Nano Nagle, founder of the Presentation Sisters; Mary Aikenhead, founder of the Sisters of Charity in Ireland; and Catherine McAuley, founder of the Sisters of Mercy, all lived in Dublin within a period of fifty years. All had similar hopes for educating and helping the poor.

Although they were permitted, according to their rule, to take in those seeking an education, the Presentation Sisters and the Irish Sisters of Charity observed the rule of cloister and did not go through the city to work there among the poor. Catherine McAuley, who had studied the accomplishments of both Nano Nagle and Mark Aikenhead, knew first-hand the very real problems of the deprived in Dublin because she had seen where and how they lived. She had an idea of what could be done and set out earnestly to try to do it. And it was she, who in the providence of God, was able to use her social position and inherited wealth to help the needy who wandered the city streets.

As founder of an Irish religious order, Catherine might be thought unlikely to succeed, largely because a religious institute was never really her intent at all. She was approximately 50 years old when the Institute of the Sisters of Mercy was established; she lived only 10 years after that uncertain beginning; and she found out very quickly that what she had thought a vast amount of inherited wealth—close to one million dollars in twentieth century currency—was pitifully inadequate for the needs of those who cried out for help. Not all the money in Dublin could have relieved the social ills apparent everywhere. Those she saw in need were not only numerous, but they seemed daily to multiply.

Ireland was in turmoil; bitter, deep and divided. Dublin was split into religious, economic and socio-political categories unalterably opposed to each other: Catholic-Protestant, poor-rich, and underprivileged-influential. The divisions were rooted in the late seventeenth century defeat of Catholic forces by Protestant troops loyal to the English monarch. What followed is known in Irish history as the "Penal Code," a legislative attempt to impose another church, another economic and political order.

By 1730 the opening of government Charter Schools, in opposition to the few new "Charity" schools, was looked upon by Catholics as a concerted drive to proselytize their children. Gradually, though not without first causing great suffering, post-Penal Laws had begun to ease some of the restriction in six schools. By 1811, when the Protestant Kilare Place Society began educating hundreds of children in Dublin, it was evident that more sources of Catholic education were imperative if the faith was to survive.

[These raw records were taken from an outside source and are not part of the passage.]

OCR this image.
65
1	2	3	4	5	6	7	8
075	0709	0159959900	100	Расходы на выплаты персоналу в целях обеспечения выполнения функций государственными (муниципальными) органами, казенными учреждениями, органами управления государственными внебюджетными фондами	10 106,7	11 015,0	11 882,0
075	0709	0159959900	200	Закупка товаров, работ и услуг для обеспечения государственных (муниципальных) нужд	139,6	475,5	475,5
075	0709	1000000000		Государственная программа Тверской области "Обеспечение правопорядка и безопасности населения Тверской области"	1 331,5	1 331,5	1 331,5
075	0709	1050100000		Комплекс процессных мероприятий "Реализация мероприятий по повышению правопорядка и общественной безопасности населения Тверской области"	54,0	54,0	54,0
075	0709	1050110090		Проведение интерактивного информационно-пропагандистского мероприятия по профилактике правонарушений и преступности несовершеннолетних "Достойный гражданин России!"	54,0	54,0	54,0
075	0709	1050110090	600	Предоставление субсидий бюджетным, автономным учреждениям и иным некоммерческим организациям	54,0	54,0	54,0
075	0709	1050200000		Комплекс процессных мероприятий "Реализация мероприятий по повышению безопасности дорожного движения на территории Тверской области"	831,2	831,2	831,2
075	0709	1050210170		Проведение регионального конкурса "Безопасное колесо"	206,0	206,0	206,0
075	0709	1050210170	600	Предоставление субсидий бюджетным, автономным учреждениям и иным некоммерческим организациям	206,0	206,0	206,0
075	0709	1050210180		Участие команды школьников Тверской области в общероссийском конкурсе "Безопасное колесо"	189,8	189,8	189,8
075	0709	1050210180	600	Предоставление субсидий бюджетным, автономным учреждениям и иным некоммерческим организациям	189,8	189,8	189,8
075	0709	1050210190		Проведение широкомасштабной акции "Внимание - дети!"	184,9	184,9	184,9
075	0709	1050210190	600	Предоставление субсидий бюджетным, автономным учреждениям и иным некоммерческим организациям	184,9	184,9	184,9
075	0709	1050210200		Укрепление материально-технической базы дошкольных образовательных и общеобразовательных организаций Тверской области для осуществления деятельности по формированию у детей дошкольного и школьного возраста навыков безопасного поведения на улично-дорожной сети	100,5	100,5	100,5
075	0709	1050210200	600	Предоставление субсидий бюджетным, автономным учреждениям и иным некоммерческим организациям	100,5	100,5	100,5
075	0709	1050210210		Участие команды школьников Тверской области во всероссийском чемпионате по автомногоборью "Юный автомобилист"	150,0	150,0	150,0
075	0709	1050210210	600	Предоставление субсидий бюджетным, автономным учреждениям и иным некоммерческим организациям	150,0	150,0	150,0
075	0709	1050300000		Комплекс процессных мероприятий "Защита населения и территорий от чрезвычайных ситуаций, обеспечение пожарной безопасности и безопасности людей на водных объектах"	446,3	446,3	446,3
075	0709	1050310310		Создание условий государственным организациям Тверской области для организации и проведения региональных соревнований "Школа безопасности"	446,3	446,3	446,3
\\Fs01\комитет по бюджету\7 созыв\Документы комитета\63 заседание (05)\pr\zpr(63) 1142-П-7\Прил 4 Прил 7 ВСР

Catherine McAuley's perception of the situation was clear, her purpose formed. Her procedures, though she thought them her own, were taking shape in God's hands. Her gifts of charm and courage, wit and wisdom supplemented her wealth in carrying out her vision of service. Many years later Dr. Michael Blake, Bishop of Dromore, was to say to say of her in a letter to Pope Leo XII, "She seems raised up to bring about some great work for the Church."